Sampling

Sampling from a known distribution p refers to the process of generating random observations or data points according to the probability distribution of interest.

Usually, our computers can only sample from a uniform distribution, using a pseudorandom number generator (PRNG), and therefore we need to be able to use this simple building block to be able to generate numbers from more complex distributions, preferably in good complexity.

So let’s see methods in which we can sample from some complex distribution using only sampling from a uniform distribution.

Sample from categorical distribution == direct sampling == discrete sampling == Inverse transform sampling

Our random variable x can have k values: 1, …, k, each with probability $\pi_1, …, \pi_k$. Simply sample U(0,1), meaning sample uniformly a number between 0 to 1, and choose

\[x=max \{ i \; \lvert \; \pi_1 + ... + \pi_{i-1} < U \}\]

This is essentially dividing the unit interval into k regions, each having its size $\pi_i$, and return the value of the region in which our uniform sample falls.

In this process we only sampled one number U(0,1), so it is $\textit{sample efficient}$. The disadvantage is that we need a loop, to check where our uniform sample falls, so the complexity grows with the number of categories, and it’s impossible to perform in the continuous case.

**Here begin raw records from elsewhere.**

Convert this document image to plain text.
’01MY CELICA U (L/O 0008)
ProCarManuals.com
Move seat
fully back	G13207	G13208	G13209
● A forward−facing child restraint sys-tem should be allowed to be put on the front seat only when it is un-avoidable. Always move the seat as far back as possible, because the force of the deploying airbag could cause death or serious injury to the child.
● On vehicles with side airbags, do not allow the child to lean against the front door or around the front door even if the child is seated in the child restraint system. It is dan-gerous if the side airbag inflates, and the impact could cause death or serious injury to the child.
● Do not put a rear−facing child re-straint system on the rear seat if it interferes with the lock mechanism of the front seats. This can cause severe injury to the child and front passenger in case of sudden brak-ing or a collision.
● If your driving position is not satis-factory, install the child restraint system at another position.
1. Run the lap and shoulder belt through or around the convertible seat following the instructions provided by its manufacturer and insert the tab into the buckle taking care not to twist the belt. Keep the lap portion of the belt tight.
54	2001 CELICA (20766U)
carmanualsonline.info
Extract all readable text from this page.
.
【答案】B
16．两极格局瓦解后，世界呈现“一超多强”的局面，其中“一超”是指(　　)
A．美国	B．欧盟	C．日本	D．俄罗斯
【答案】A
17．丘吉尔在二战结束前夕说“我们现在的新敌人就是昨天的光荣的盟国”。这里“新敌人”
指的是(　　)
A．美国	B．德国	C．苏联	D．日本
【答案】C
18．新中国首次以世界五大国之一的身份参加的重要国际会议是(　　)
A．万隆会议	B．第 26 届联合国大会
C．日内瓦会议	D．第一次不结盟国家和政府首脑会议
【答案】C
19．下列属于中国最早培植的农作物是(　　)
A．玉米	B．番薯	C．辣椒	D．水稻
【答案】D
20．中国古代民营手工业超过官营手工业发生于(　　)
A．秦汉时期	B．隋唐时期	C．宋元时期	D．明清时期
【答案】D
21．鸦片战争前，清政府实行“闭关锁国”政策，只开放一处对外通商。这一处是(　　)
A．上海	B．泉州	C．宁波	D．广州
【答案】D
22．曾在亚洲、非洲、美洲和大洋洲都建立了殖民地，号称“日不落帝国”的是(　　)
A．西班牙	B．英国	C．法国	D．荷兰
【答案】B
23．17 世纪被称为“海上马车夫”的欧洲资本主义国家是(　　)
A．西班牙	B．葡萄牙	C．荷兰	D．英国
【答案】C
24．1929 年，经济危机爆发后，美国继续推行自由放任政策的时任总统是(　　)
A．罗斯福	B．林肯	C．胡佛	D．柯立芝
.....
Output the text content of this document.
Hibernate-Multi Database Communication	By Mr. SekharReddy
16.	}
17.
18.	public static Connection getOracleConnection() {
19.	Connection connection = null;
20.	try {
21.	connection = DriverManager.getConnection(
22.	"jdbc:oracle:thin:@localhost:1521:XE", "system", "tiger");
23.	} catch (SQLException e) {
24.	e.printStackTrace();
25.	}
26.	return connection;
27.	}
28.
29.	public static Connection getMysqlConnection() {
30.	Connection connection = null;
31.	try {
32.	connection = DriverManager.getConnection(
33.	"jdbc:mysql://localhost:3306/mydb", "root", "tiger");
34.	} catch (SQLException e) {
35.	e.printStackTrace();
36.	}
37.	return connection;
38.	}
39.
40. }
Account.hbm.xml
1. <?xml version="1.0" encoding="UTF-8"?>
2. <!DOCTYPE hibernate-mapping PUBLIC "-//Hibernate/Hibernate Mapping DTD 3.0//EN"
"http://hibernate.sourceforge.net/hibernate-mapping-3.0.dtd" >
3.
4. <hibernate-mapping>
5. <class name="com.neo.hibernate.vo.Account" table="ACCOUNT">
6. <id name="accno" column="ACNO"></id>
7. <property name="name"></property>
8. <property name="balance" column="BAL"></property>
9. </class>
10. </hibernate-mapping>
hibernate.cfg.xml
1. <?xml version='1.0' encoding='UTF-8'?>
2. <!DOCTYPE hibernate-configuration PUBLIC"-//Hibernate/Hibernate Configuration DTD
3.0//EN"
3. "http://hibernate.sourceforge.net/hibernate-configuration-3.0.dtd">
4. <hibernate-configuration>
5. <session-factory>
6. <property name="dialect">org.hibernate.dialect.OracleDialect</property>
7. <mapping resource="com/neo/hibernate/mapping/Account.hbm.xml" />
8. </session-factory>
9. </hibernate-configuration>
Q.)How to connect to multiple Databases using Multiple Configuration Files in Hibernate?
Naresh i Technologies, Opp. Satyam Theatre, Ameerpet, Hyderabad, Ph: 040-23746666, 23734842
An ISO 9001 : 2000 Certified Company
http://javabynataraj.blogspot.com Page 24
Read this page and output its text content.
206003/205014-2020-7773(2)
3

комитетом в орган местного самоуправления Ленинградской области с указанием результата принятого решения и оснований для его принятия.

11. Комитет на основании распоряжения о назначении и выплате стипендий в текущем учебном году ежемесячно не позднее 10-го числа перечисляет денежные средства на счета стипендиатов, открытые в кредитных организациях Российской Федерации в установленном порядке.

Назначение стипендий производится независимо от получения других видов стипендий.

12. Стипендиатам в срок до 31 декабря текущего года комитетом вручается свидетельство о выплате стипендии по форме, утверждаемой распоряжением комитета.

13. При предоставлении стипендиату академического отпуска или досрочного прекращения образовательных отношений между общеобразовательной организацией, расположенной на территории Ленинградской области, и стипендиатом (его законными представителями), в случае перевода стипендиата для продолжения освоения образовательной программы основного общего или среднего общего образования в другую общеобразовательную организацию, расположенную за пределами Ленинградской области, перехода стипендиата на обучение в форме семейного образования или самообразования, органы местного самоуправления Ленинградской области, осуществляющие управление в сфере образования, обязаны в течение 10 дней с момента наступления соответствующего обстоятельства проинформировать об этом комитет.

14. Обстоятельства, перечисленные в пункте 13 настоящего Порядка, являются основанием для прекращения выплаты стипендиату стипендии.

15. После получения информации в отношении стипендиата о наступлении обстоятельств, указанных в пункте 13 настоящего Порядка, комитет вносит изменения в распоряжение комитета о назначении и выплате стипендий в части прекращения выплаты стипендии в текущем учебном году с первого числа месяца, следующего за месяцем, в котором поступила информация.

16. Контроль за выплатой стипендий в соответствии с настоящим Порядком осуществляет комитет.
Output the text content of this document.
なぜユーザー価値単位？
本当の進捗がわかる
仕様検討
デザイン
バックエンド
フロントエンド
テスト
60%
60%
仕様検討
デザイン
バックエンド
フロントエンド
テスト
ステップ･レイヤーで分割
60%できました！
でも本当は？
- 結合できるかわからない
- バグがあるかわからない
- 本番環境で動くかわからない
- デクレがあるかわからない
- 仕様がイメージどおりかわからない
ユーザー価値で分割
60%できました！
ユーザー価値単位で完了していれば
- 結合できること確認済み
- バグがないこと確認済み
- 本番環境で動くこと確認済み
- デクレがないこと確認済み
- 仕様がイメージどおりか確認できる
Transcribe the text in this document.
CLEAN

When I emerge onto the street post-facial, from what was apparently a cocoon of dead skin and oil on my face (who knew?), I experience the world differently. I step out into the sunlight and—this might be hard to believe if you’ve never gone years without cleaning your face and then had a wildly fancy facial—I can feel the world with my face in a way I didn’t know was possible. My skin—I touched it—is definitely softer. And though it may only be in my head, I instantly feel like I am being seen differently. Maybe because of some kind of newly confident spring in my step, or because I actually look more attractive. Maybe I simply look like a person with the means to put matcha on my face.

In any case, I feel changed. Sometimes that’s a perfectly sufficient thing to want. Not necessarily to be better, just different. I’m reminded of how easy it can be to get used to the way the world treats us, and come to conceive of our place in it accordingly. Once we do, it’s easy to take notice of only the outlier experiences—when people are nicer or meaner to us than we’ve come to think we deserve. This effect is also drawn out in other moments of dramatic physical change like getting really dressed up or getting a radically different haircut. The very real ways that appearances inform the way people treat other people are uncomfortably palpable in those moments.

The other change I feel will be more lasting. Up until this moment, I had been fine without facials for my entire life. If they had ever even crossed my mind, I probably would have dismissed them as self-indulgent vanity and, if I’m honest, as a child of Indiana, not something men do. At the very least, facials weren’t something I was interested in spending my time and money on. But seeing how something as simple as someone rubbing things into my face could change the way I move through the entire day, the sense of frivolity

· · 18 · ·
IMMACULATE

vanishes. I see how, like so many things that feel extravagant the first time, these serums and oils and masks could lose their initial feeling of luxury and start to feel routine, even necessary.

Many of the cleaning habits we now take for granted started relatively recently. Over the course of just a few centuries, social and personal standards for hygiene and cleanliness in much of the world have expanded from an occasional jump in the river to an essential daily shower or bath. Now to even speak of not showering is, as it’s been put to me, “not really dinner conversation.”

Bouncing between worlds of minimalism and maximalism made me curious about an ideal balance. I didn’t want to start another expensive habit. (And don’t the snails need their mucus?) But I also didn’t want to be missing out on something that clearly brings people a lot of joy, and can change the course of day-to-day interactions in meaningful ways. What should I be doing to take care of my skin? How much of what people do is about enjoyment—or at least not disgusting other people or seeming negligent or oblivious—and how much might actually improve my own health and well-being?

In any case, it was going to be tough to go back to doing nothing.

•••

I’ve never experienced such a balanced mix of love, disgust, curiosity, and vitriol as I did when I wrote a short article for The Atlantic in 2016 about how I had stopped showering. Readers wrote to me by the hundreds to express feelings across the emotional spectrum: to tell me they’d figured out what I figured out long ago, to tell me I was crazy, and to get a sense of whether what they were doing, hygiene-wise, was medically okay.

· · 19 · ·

This is basically the inverse transform sampling, because our uniform sample U(0,1) can be interpreted as probability, and we return the smallest number (or index) such that the $CDF(i) \geq U$. Inverse transform sampling can work in the continuous case: If we managed to calculate the CDF of p(x), then we just output the number x of which $CDF(x) = U$, or in other words we output $CDF^{-1}(U)$, that’s why it is called $\textit{inverse transform}$.

Rejection sampling

The idea is to sample a number uniformly, and keep it only in probability p(x), otherwise repeat the process. More specifically:

Sample uniformly a number x, from all possible values of the distribution (also called the ‘support’ of the distribution).
Sample uniformly a number y, from the range $ [0, \text{max } p(x) ] $.
If $y > p(x) \; $ reject the x value and return to step 1, otherwise output x.

The advantage is that this method is simple to code. The disadvantage is that there can be cases where we need to reject many samples, until we find the one we need.

Custom Methods

There are custom methods for sampling from some known distributions. For example, sampling from a gaussian (normal) distribution.

Importance ‘sampling’ $\rightarrow$ Importance ‘Estimation’

This is not a sampling method, but rather a method to estimate the expected value of a function under some probability, with a (potentially) lower variance , than a regular monte carlo estimation. I only included it in this article because it has the term ‘sampling’ in it, although I would personally change its name into ‘Importance Estimation’.

The definition of expectation of f(x) under probability p(x) is:

\[\mathbb{E}_{x \sim p}[f(x)] = \sum{}p(x)f(x)\]

Using Monte Carlo, we can estimate this expectation by taking samples (the more the merrier) :

\[\mathbb{E}_{x \sim p}[f(x)] \approx \frac{1}{N} \sum_{i=1}^{N} f(x_i) \quad x_i \sim p(x) \equiv s\]

Now, this estimator that we call s, is actually a random variable because every time we calculate it, using Monte Carlo, we get a slightly different result, since Monte Carlo is stochastic. Of course we would prefer a lower variance of this result, since it will guarantee more accurate estimation of the true expectation we’re interested in. It turns out (proof needed), that the variance of this estimator is:

\[\mathbb{V}_{x \sim p} [s] = \frac{1}{N} \mathbb{V}_{x \sim p} [f(x)]\]

In words: the variance of the estimator we calculate using monte carlo is equal to the variance of f(x) under the probability distribution p(x), divided by the number of samples we used. Hence, increasing the number of samples, reduces the variance, which is a good thing. By the way, the mean of the estimator, which is the center of the estimator distribution, is centered exactly on the true estimation $\sum{}p(x)f(x)$ we’re trying to find, this is why it is called an unbiased estimator. Now, the question is if we can improve this variance, and that’s where importance sampling comes into play.

Maybe, we can find another distribution $q(x)$, that will help us reduce the variance:

\[\mathbb{E}_{x \sim p}[f(x)] = \sum{}p(x)f(x) = \sum{}q(x) \frac{p(x)}{q(x)}f(x) = \mathbb{E}_{x \sim q}[\frac{p(x)}{q(x)} f(x)]\]

And now the estimator variance is:

\[\mathbb{V}_{x \sim q} [s] = \frac{1}{N} \mathbb{V}_{x \sim q} [\frac{p(x)}{q(x)} f(x)]]\]

So, if we find q(x) which satisfies this condition

\[\mathbb{V}_{x \sim q} [\frac{p(x)}{q(x)} f(x)]] < \mathbb{V}_{x \sim p} [f(x)]\]

We improved (lowered) our estimation variance.